The Gulf Coast Science Festival is much like Foo Foo Fest in that it’s inclusive of other related events taking place during its nine-day stretch.

For example, Night of Nature is this Friday evening at 5:30 at the Roy Hyatt Environmental Center in Cantonment.

This month’s Archeo-Café talk by University of West Florida marine archaeologist Greg Cook will be featured; it’s set for Tuesday, Mar. 13, 6 p.m. at Ozone Pizza Pub.

Science Trivia Night will be held on Wednesday, Mar. 14, 7 – 9 p.m. at Goat Lips Chew & Brewhouse.

Also, this month’s Science Saturdays program at the Institute for Human & Machine Cognition will be included. It will be held on Saturday, Mar. 17, beginning at 9 a.m.

At the Extension Service office in Escambia County, final preparations are underway for one of the science festival’s anchor events, the Festival of Flight.

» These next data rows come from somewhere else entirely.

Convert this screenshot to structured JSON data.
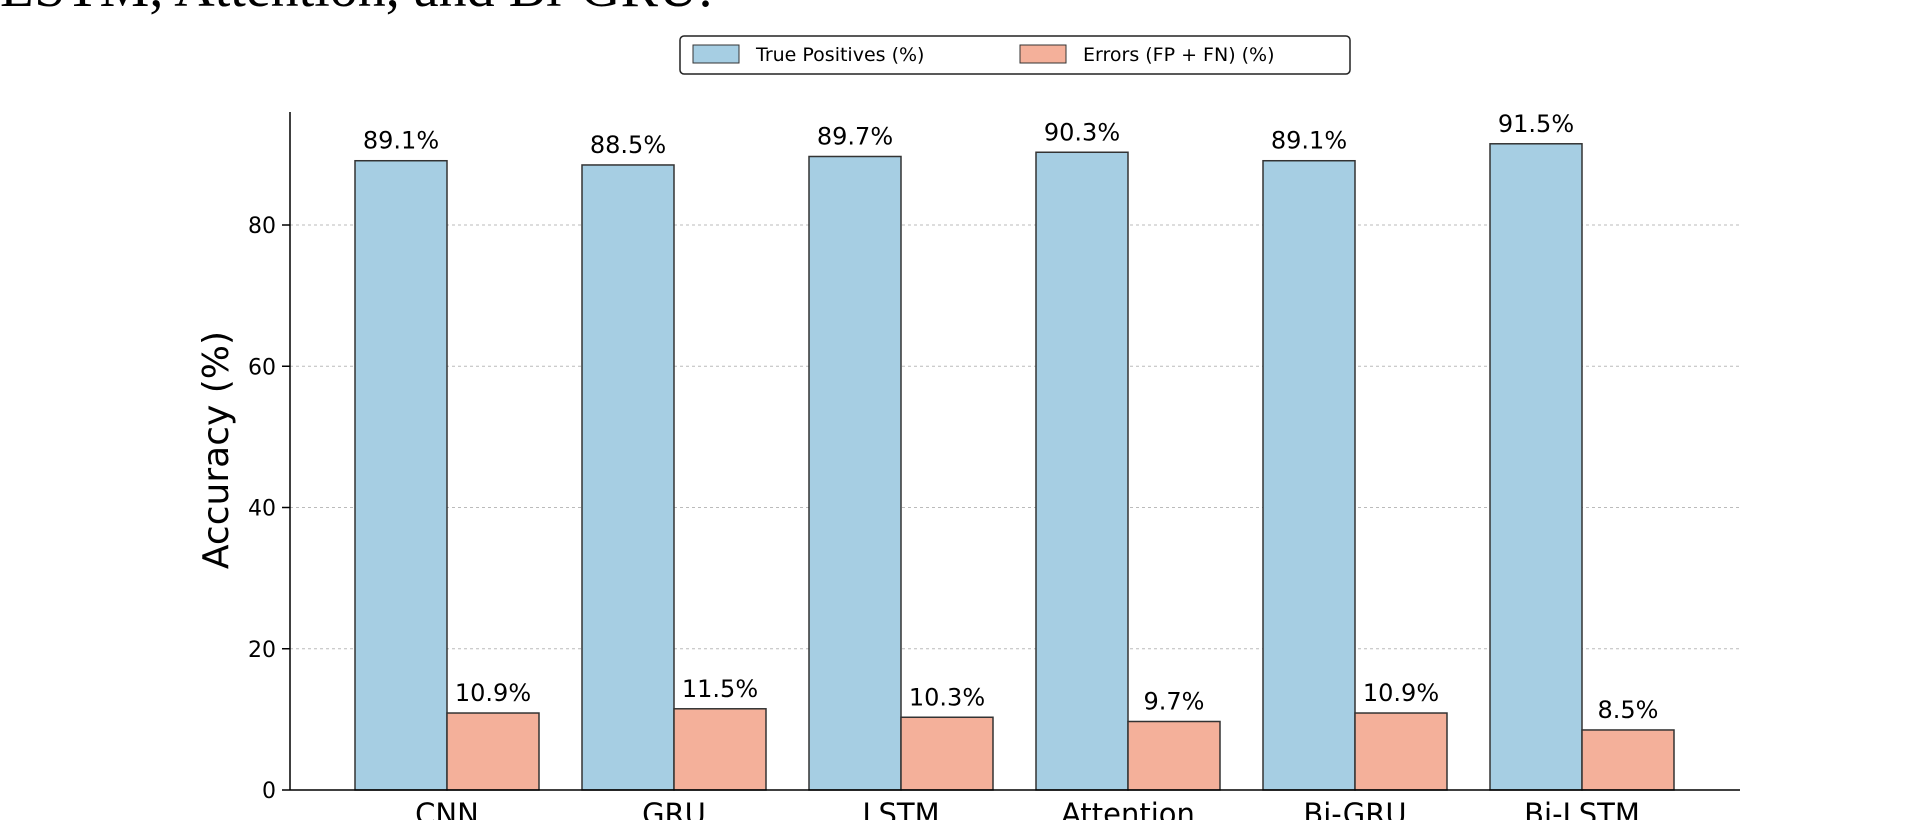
{
  "caption": "LSTM, Attention, and Bi-GRU.",
  "colors": {
    "series_1": "#a6cee3",
    "series_2": "#f4b09a",
    "edge": "#333333",
    "grid": "#bbbbbb"
  },
  "chart_data": {
    "type": "bar",
    "categories": [
      "CNN",
      "GRU",
      "LSTM",
      "Attention",
      "Bi-GRU",
      "Bi-LSTM"
    ],
    "series": [
      {
        "name": "True Positives (%)",
        "values": [
          89.1,
          88.5,
          89.7,
          90.3,
          89.1,
          91.5
        ],
        "labels": [
          "89.1%",
          "88.5%",
          "89.7%",
          "90.3%",
          "89.1%",
          "91.5%"
        ]
      },
      {
        "name": "Errors (FP + FN) (%)",
        "values": [
          10.9,
          11.5,
          10.3,
          9.7,
          10.9,
          8.5
        ],
        "labels": [
          "10.9%",
          "11.5%",
          "10.3%",
          "9.7%",
          "10.9%",
          "8.5%"
        ]
      }
    ],
    "title": "",
    "xlabel": "",
    "ylabel": "Accuracy (%)",
    "ylim": [
      0,
      96
    ],
    "yticks": [
      0,
      20,
      40,
      60,
      80
    ],
    "grid": "horizontal dashed",
    "legend_position": "top-center"
  }
}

Carrie Stevenson is a coastal sustainability agent and a member of the planning committee.

Escambia County Extension Director Nick Simmons and coastal sustainability agent Carrie Stevenson are helping to organize the Festival Flight, which is part of the inaugural Gulf Coast Science Festival.
Credit Sandra Averhart / WUWF Public Media

“In the planning phases, we started talking with folks from the National Museum of Naval Aviation,” said Stevenson. “They were saying how much they enjoyed demonstrating flight for people in the community, but it’s difficult to have model planes or drones near the Navy base or near the airport.”

But, Stevenson said there’s plenty of space at their 4-H livestock facility in Molino. So, the Festival of Flight will be held there this Saturday from 10 a.m. until 2 p.m.

There will be demonstrations of drones and large model airplanes, and representatives from Audubon Florida will be on hand to talk about bird flight.

“Yeah, they fight over who has the remote…but, they really enjoy it,” said Escambia County Extension Director Nick Simmons. He’s been teaching 4-H club members about drones, and says he may fly their small unit on Saturday.

“You’ll probably have you know ones a lot bigger ones than this, and ones that may have a lot more features, some that go faster, some that go slower, some have better cameras,” Simmons said. “I know a lot of people like to race the drones and, so that’ll be something interesting to see.’

The Festival of Flight is just one of many activities taking place during the inaugural Gulf Coast Science Festival, and more details are available online at www.gulf-coast-science-festival-dot-org.

Back at the Pensacola MESS Hall, organizer Megan Pratt is already thinking about making this an annual event.

“The response we’ve already received to the event has been very positive and it’s a great part of our community that isn’t usually highlighted,” Pratt said. “I think we have science in the spring and art in the fall; it works well.”